FILED
NOT FOR PUBLICATION OCT 04 2010
MOLLY C. DWYER, CLERK
UNITED STATES COURT OF APPEALS U .S. C O U R T OF APPE ALS
FOR THE NINTH CIRCUIT
ROBERTO CORTEZ, No. 09-15690
Plaintiff - Appellant, D.C. No. 5:06-cv-03827-JW
v.
MEMORANDUM *
C. NOLL; et al.,
Defendants - Appellees.
Appeal from the United States District Court
for the Northern District of California
James Ware, District Judge, Presiding
Submitted September 22, 2010 **
Before: WALLACE, HAWKINS and THOMAS, Circuit Judges.
Roberto Cortez (“Cortez”), a California state prisoner, appeals pro se from
the summary dismissal of his 42 U.S.C. § 1983 action alleging prison officials
violated his rights under the Religious Land Use and Institutionalized Persons Act
*
This disposition is not appropriate for publication and is not precedent
except as provided by 9th Cir. R. 36-3.
**
The panel unanimously concludes this case is suitable for decision
without oral argument. See Fed. R. App. P. 34(a)(2).
(“RLUIPA”) by disciplining him for refusing to comply with the prison body-
piercing regulations.
The district court did not abuse its discretion when it denied Cortez’s
requests for appointment of counsel because he did not demonstrate exceptional
circumstances. See Terrell v. Brewer, 935 F.2d 1015, 1017 (9th Cir. 1991).
The district court assumed that Cortez sincerely believed that wearing body
piercings is mandated by his religion, but concluded that he had not shown that his
inability to wear them resulted in a substantial burden on the exercise of his
religion. However, viewing the evidence in the light most favorable to Cortez, we
conclude that Cortez sufficiently demonstrated a prima facie claim that the
grooming policy and its punitive sanctions constituted a substantial burden on the
exercise of his religious beliefs. See Cutter v. Wilkinson, 544 U.S. 709, 725 n.13
(2005) (RLUIPA bars inquiry into whether a particular belief or practice is central
to a prisoner’s religion); Warsoldier v. Woodford, 418 F.3d 989, 994-96 (9th Cir.

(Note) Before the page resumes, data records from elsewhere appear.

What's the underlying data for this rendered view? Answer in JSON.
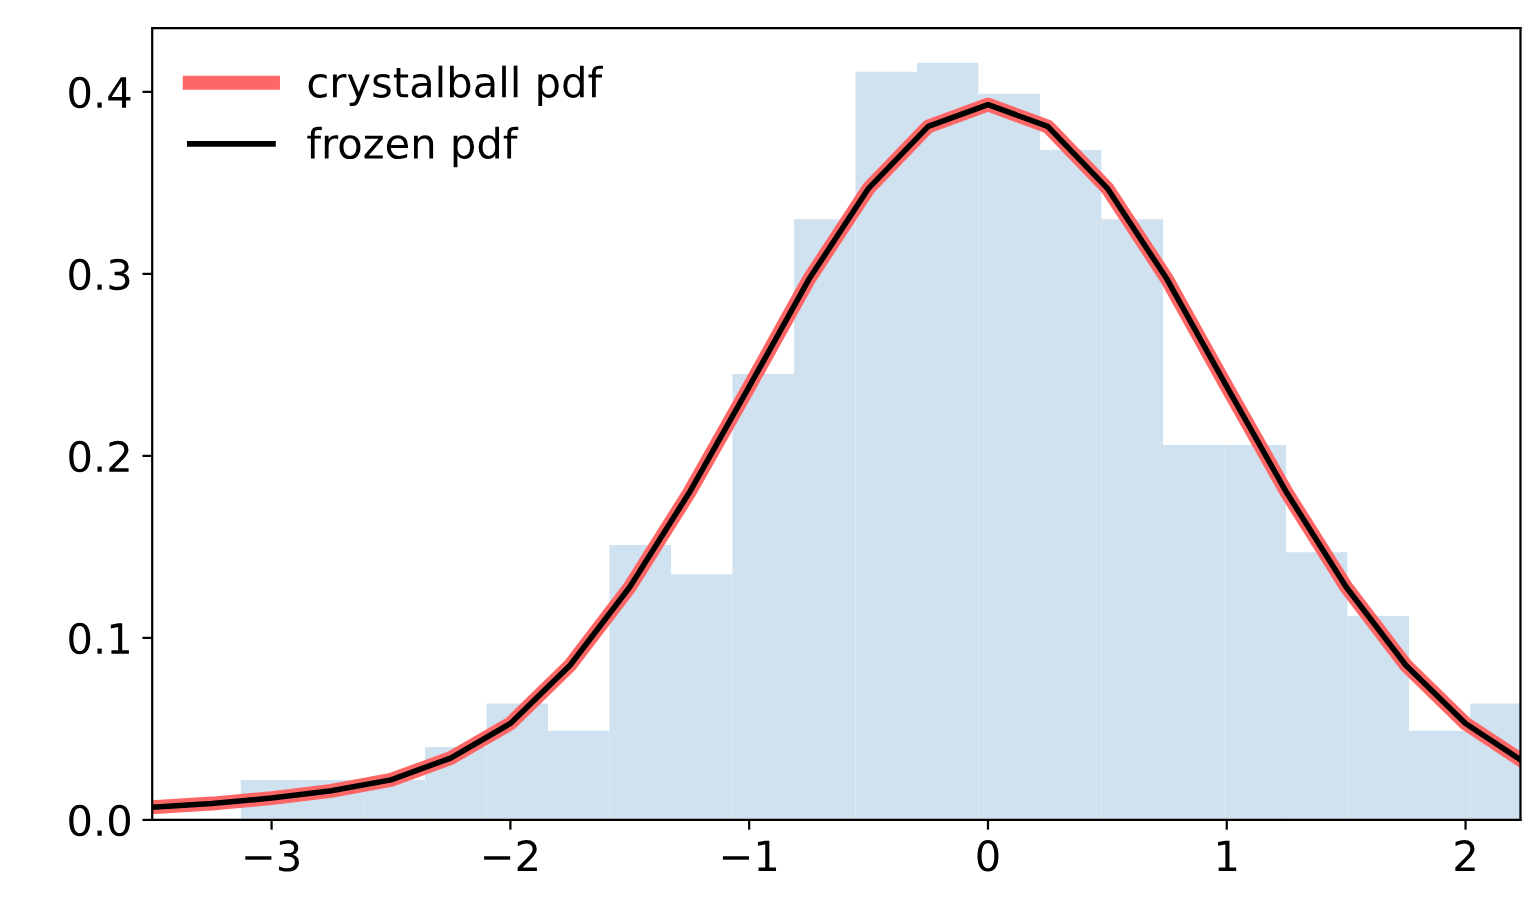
{
  "chart_data": {
    "type": "histogram",
    "bins": [
      -3.129,
      -2.872,
      -2.614,
      -2.357,
      -2.1,
      -1.842,
      -1.585,
      -1.327,
      -1.07,
      -0.812,
      -0.555,
      -0.297,
      -0.04,
      0.218,
      0.475,
      0.733,
      0.99,
      1.248,
      1.505,
      1.763,
      2.02,
      2.23
    ],
    "values": [
      0.022,
      0.022,
      0.022,
      0.04,
      0.064,
      0.049,
      0.151,
      0.135,
      0.245,
      0.33,
      0.411,
      0.416,
      0.399,
      0.368,
      0.33,
      0.206,
      0.206,
      0.147,
      0.112,
      0.049,
      0.064
    ],
    "color": "#d0e1ef",
    "series": [
      {
        "name": "crystalball pdf",
        "type": "line",
        "color": "#ff6666",
        "x": [
          -3.5,
          -3.25,
          -3.0,
          -2.75,
          -2.5,
          -2.25,
          -2.0,
          -1.75,
          -1.5,
          -1.25,
          -1.0,
          -0.75,
          -0.5,
          -0.25,
          0.0,
          0.25,
          0.5,
          0.75,
          1.0,
          1.25,
          1.5,
          1.75,
          2.0,
          2.23
        ],
        "values": [
          0.007,
          0.009,
          0.012,
          0.016,
          0.022,
          0.034,
          0.053,
          0.085,
          0.128,
          0.18,
          0.238,
          0.297,
          0.347,
          0.381,
          0.393,
          0.381,
          0.347,
          0.297,
          0.238,
          0.18,
          0.128,
          0.085,
          0.053,
          0.033
        ]
      },
      {
        "name": "frozen pdf",
        "type": "line",
        "color": "#000000",
        "x": [
          -3.5,
          -3.25,
          -3.0,
          -2.75,
          -2.5,
          -2.25,
          -2.0,
          -1.75,
          -1.5,
          -1.25,
          -1.0,
          -0.75,
          -0.5,
          -0.25,
          0.0,
          0.25,
          0.5,
          0.75,
          1.0,
          1.25,
          1.5,
          1.75,
          2.0,
          2.23
        ],
        "values": [
          0.007,
          0.009,
          0.012,
          0.016,
          0.022,
          0.034,
          0.053,
          0.085,
          0.128,
          0.18,
          0.238,
          0.297,
          0.347,
          0.381,
          0.393,
          0.381,
          0.347,
          0.297,
          0.238,
          0.18,
          0.128,
          0.085,
          0.053,
          0.033
        ]
      }
    ],
    "xlim": [
      -3.5,
      2.23
    ],
    "ylim": [
      0,
      0.435
    ],
    "xticks": [
      {
        "value": -3,
        "label": "−3"
      },
      {
        "value": -2,
        "label": "−2"
      },
      {
        "value": -1,
        "label": "−1"
      },
      0,
      1,
      2
    ],
    "yticks": [
      {
        "value": 0,
        "label": "0.0"
      },
      0.1,
      0.2,
      0.3,
      0.4
    ],
    "legend": "top left",
    "grid": false
  }
}
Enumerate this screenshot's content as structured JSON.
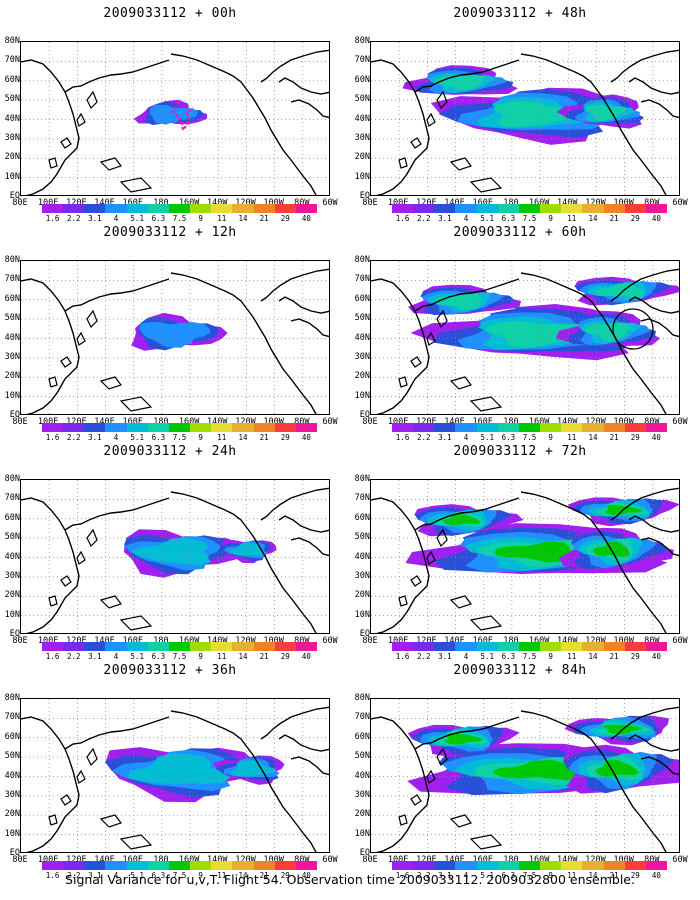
{
  "panels": [
    {
      "title": "2009033112 + 00h",
      "lead": 0
    },
    {
      "title": "2009033112 + 48h",
      "lead": 48
    },
    {
      "title": "2009033112 + 12h",
      "lead": 12
    },
    {
      "title": "2009033112 + 60h",
      "lead": 60
    },
    {
      "title": "2009033112 + 24h",
      "lead": 24
    },
    {
      "title": "2009033112 + 72h",
      "lead": 72
    },
    {
      "title": "2009033112 + 36h",
      "lead": 36
    },
    {
      "title": "2009033112 + 84h",
      "lead": 84
    }
  ],
  "y_labels": [
    "80N",
    "70N",
    "60N",
    "50N",
    "40N",
    "30N",
    "20N",
    "10N",
    "EQ"
  ],
  "x_labels": [
    "80E",
    "100E",
    "120E",
    "140E",
    "160E",
    "180",
    "160W",
    "140W",
    "120W",
    "100W",
    "80W",
    "60W"
  ],
  "colorbar_labels": [
    "1.6",
    "2.2",
    "3.1",
    "4",
    "5.1",
    "6.3",
    "7.5",
    "9",
    "11",
    "14",
    "21",
    "29",
    "40"
  ],
  "colorbar_colors": [
    "#a020f0",
    "#7b29ee",
    "#2a4fd8",
    "#1e90ff",
    "#00bcd4",
    "#10d0a8",
    "#00c800",
    "#a0dc00",
    "#e6dc32",
    "#e6af2d",
    "#f08228",
    "#fa3c3c",
    "#f0149b"
  ],
  "footer": "Signal Variance for u,v,T. Flight 54. Observation time 2009033112. 2009032800 ensemble."
}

2005) (grooming policy imposed a substantial burden on an inmate’s religious
practice where it intentionally put significant pressure on inmates to abandon their
religious beliefs).
Accordingly, we vacate summary judgment on Cortez’s RLUIPA claim and
remand to the district court to consider, in the first instance, whether the piercing
2 09-15690
regulation was the least restrictive means of furthering a compelling government
interest. See Greene v. Solano County Jail, 513 F.3d 982, 988-90 (9th Cir. 2008).
Appellees shall bear Cortez’s costs on appeal.
AFFIRMED in part, VACATED in part, and REMANDED.